Everyone walked, then ate, kind of. Blood sugar, exercise—what else had McGlothin included in his rebranded regimen? After the Sunday morning breakfast “tease,” we found out. “I call in the CR daily fast,” McGlothin proudly told a few slightly puzzled newbies, one of whom muttered, sotto veggie, “I thought we were already fasting!” 

The essence of it, McGlothin went on, was simple: people should consider going for a one-hour walk instead of dinner everyday. That, he said as he displayed another round of slides, would result in all kinds of positive cell signaling benefits, ranging from memory improvements to, of course, better glucose control.
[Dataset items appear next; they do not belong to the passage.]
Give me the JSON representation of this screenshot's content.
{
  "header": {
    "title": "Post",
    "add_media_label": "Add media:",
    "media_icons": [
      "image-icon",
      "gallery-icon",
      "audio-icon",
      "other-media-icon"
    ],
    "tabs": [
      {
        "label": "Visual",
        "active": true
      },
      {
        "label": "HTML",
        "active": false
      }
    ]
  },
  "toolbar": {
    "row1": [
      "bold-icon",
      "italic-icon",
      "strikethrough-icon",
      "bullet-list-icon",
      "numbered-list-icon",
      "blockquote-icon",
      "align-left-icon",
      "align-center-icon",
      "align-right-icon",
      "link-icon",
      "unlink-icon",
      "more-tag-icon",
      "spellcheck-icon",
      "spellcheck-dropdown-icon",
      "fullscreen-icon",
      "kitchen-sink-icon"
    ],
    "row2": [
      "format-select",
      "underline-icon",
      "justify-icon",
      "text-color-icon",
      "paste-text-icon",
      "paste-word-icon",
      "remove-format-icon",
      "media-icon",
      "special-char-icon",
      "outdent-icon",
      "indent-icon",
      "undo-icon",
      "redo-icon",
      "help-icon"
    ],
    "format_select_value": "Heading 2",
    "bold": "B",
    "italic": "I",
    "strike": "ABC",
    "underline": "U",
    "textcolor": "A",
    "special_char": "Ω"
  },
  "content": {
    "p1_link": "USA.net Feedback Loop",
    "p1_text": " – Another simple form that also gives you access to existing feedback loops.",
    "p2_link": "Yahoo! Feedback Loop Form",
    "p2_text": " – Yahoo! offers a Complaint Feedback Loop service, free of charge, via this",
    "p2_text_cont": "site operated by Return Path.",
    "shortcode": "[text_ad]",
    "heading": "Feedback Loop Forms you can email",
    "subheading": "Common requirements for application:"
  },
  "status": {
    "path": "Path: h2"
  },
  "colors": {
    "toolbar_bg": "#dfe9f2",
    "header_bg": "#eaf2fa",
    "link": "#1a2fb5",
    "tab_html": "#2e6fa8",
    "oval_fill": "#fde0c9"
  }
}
“Merrill and I got the idea a few years ago, when we went for a long walk after our main meal at lunch time and then just didn’t eat the last meal of the day. It felt great. And we sort of looked at each other and said, gee, you mean for 40 years we ate dinner instead of doing this? Why did we do that?” 

It was nearing agenda end-time when McGlothin brought the room to a hush and asked everyone to take off their shoes to “feel rooted in now.” He explained how meditation was the fourth new component of his CR Way, and then led everyone, eyes shut, in a guided visualization of their internal body.

“And now, let’s just thank our pancreas,” he intoned solemnly, “because with the tease, the walk and the meditation, it has been producing insulin and getting it to the right level.” He went on to the other organs.

Meantime, outside the conference room, the non-CR world had roused itself.  Food platters banged and juice glasses tinkled. At the Sheraton Tarrytown, Sunday brunch had commenced. “Morty?” drifted in one distinctive Brooklyn voice. “Do you want the French toast or what?”